Census
Statistics & ProbabilityA census is a study that collects data from every member of an entire population rather than a sample.
Definition
A census is when you collect information from every single person or thing in a group, not just a sample. It gives you exact information about the whole population.
Example
The United States government conducts a census every $10$ years, trying to count and gather information from every person living in the country.
Key Insight
A census gives you the most complete picture, but it is also the most expensive and time-consuming approach. That is why we often use samples instead.
Definition
A census is a complete enumeration of an entire population, as opposed to a sample survey.

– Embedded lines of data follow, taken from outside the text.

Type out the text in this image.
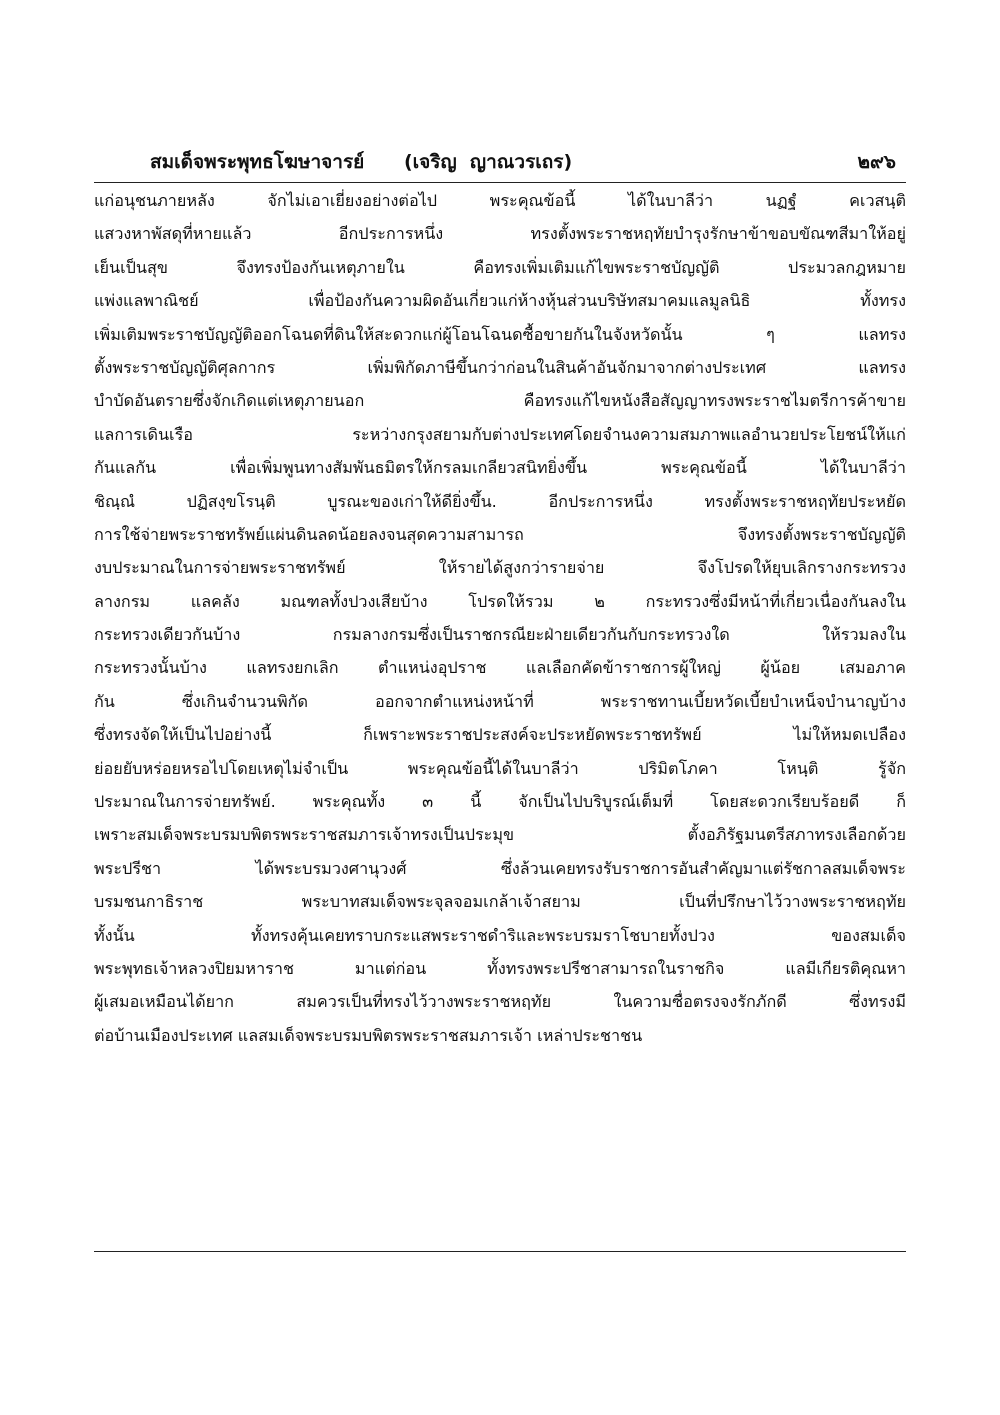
สมเด็จพระพุทธโฆษาจารย์      (เจริญ  ญาณวรเถร)	๒๙๖
แก่อนุชนภายหลัง จักไม่เอาเยี่ยงอย่างต่อไป พระคุณข้อนี้ ได้ในบาลีว่า นฏฐํ คเวสนฺติ
แสวงหาพัสดุที่หายแล้ว อีกประการหนึ่ง ทรงตั้งพระราชหฤทัยบำรุงรักษาข้าขอบขัณฑสีมาให้อยู่
เย็นเป็นสุข จึงทรงป้องกันเหตุภายใน คือทรงเพิ่มเติมแก้ไขพระราชบัญญัติ ประมวลกฎหมาย
แพ่งแลพาณิชย์ เพื่อป้องกันความผิดอันเกี่ยวแก่ห้างหุ้นส่วนบริษัทสมาคมแลมูลนิธิ ทั้งทรง
เพิ่มเติมพระราชบัญญัติออกโฉนดที่ดินให้สะดวกแก่ผู้โอนโฉนดซื้อขายกันในจังหวัดนั้น ๆ แลทรง
ตั้งพระราชบัญญัติศุลกากร เพิ่มพิกัดภาษีขึ้นกว่าก่อนในสินค้าอันจักมาจากต่างประเทศ แลทรง
บำบัดอันตรายซึ่งจักเกิดแต่เหตุภายนอก คือทรงแก้ไขหนังสือสัญญาทรงพระราชไมตรีการค้าขาย
แลการเดินเรือ ระหว่างกรุงสยามกับต่างประเทศโดยจำนงความสมภาพแลอำนวยประโยชน์ให้แก่
กันแลกัน เพื่อเพิ่มพูนทางสัมพันธมิตรให้กรลมเกลียวสนิทยิ่งขึ้น พระคุณข้อนี้ ได้ในบาลีว่า
ชิณฺณํ ปฏิสงฺขโรนฺติ บูรณะของเก่าให้ดียิ่งขึ้น. อีกประการหนึ่ง ทรงตั้งพระราชหฤทัยประหยัด
การใช้จ่ายพระราชทรัพย์แผ่นดินลดน้อยลงจนสุดความสามารถ จึงทรงตั้งพระราชบัญญัติ
งบประมาณในการจ่ายพระราชทรัพย์ ให้รายได้สูงกว่ารายจ่าย จึงโปรดให้ยุบเลิกรางกระทรวง
ลางกรม แลคลัง มณฑลทั้งปวงเสียบ้าง โปรดให้รวม ๒ กระทรวงซึ่งมีหน้าที่เกี่ยวเนื่องกันลงใน
กระทรวงเดียวกันบ้าง กรมลางกรมซึ่งเป็นราชกรณียะฝ่ายเดียวกันกับกระทรวงใด ให้รวมลงใน
กระทรวงนั้นบ้าง แลทรงยกเลิก ตำแหน่งอุปราช แลเลือกคัดข้าราชการผู้ใหญ่ ผู้น้อย เสมอภาค
กัน ซึ่งเกินจำนวนพิกัด ออกจากตำแหน่งหน้าที่ พระราชทานเบี้ยหวัดเบี้ยบำเหน็จบำนาญบ้าง
ซึ่งทรงจัดให้เป็นไปอย่างนี้ ก็เพราะพระราชประสงค์จะประหยัดพระราชทรัพย์ ไม่ให้หมดเปลือง
ย่อยยับหร่อยหรอไปโดยเหตุไม่จำเป็น พระคุณข้อนี้ได้ในบาลีว่า ปริมิตโภคา โหนฺติ รู้จัก
ประมาณในการจ่ายทรัพย์. พระคุณทั้ง ๓ นี้ จักเป็นไปบริบูรณ์เต็มที่ โดยสะดวกเรียบร้อยดี ก็
เพราะสมเด็จพระบรมบพิตรพระราชสมภารเจ้าทรงเป็นประมุข ตั้งอภิรัฐมนตรีสภาทรงเลือกด้วย
พระปรีชา ได้พระบรมวงศานุวงศ์ ซึ่งล้วนเคยทรงรับราชการอันสำคัญมาแต่รัชกาลสมเด็จพระ
บรมชนกาธิราช พระบาทสมเด็จพระจุลจอมเกล้าเจ้าสยาม เป็นที่ปรึกษาไว้วางพระราชหฤทัย
ทั้งนั้น ทั้งทรงคุ้นเคยทราบกระแสพระราชดำริและพระบรมราโชบายทั้งปวง ของสมเด็จ
พระพุทธเจ้าหลวงปิยมหาราช มาแต่ก่อน ทั้งทรงพระปรีชาสามารถในราชกิจ แลมีเกียรติคุณหา
ผู้เสมอเหมือนได้ยาก สมควรเป็นที่ทรงไว้วางพระราชหฤทัย ในความซื่อตรงจงรักภักดี ซึ่งทรงมี
ต่อบ้านเมืองประเทศ แลสมเด็จพระบรมบพิตรพระราชสมภารเจ้า เหล่าประชาชน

Because it measures the whole population, a census produces parameters directly, not estimates. However, censuses are costly, slow, and prone to undercounting.
Example
A small company with $25$ employees surveys all $25$ about job satisfaction. Since every employee is included, this is a census, and the resulting average satisfaction score is a population parameter, not an estimate.
Key Insight
Even a census has errors: some people refuse to respond, some cannot be reached, and some are counted twice. A well-designed sample can sometimes be more accurate than a flawed census.
Definition
A census attempts to achieve complete coverage of a finite population $N$. Census errors include coverage error (missing units), nonresponse error, and measurement error. The U.S. Census Bureau uses statistical methods including dual-system estimation (capture-recapture) to correct undercounts.
Example
Dual-system estimation treats the census and a post-enumeration survey as two independent samples. If $N^*$ is the corrected population estimate, $N^* = (n_1 \times n_2)/m$, where $n_1$ and $n_2$ are the sizes of each count and $m$ is the number of matches.
Key Insight
The apparent simplicity of "count everyone" conceals significant statistical complexity. Perfect enumeration of a large, mobile, heterogeneous population is practically impossible, making statistical adjustment methods essential.